Revista Cultura y Ocio

Una muerte mecanografiada

Publicado el 26 enero 2017 por Javier Ruiz Fernández @jaruiz_

‘Una muerte mecanografiada’ es el vigésimo relato de mis 52 retos de escritura para 2017.

Lo habían hecho. Sin ninguna de aquellas entrometidas enredando, con sus insulsos «clic, clac, cluc» de serie. El encargo se encomendó solo a tres de los sujetos que traqueteaban a las afueras del vecindario: no era un barrio muy extenso, y allí, de un modo u otro, todos se conocían, así que lo mejor era intentar llevar el asunto con el máximo celo.

Fue un viernes noche, cuando el interventor de las grandes manos dormía, o había salido a tomar una cerveza entre amigos. Lo habían estudiado al detalle con anterioridad, diseñado con ternura incluso, con mimo, sin dejar nada al azar. Sería corto, breve, fulminante; un entrar y salir donde la conmoción y el asombro de la víctima jugarían un lugar fundamental en la misión.

Una muerte mecanografiada

Se encargó la tarea a tres individuos de dudosa fama: O., L., y el más esquivo de todos ellos, el señor Ñ. El montante se dividiría en dos: T., el mayor beneficiado del cambio de roles frente a la damnificada, había accedido a ofrecer unas merecidas vacaciones a los tres esbirros y, además, el mismo crimen les legaba a todos ellos un indiscutible desahogo. Entonces, ¿cómo imaginar lo que iba a suceder a continuación?

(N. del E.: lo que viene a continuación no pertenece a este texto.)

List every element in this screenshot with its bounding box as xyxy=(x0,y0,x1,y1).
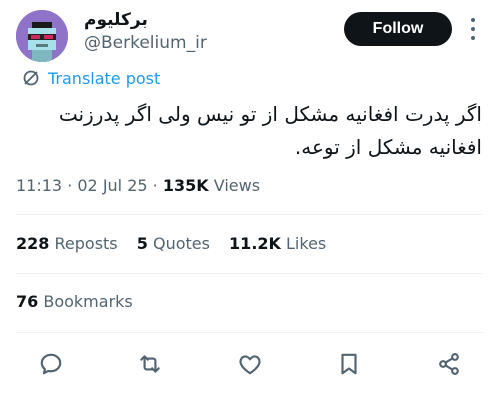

Mas la faena salió bien. Ella agonizó en el suelo, defenestrada a varios metros del escritorio, ofreciendo al mundo un último gemido, resquebrajada y moribunda; rota. Sin saber ni haber conseguido leer en el rostro de sus verdugos cómo alguien se había decidido a destruir todo lo que ellos eran juntos; el crimen quedaba en la familia, y ese era un infausto consuelo.

Tras el fratricidio, los ánimos se fueron calmando camino hasta Barra horizontal, entre la Quinta y la Sexta. Al llegar al vecindario, T. se negó a formalizar una justa retribución; confiado, no tardó en intentar cambiar los términos del acuerdo, algo que cabreó sobremanera a O., quién lo arrolló súbitamente, incrustándolo contra un vecino cercano que estaba allí detenido desde el inicio de la charla. Tres contra uno, y se unió al funesto destino de la anterior víctima en menos de lo que costaría escribir esta línea.

Cuando surgió la figura del celador de las grandes manos, ya había dos cadáveres. Él, sin concebir qué demonios había ocurrido allí, solo lanzó una demanda al aire:

—Y, ahora, ¿cómo cojones sigo escribiendo?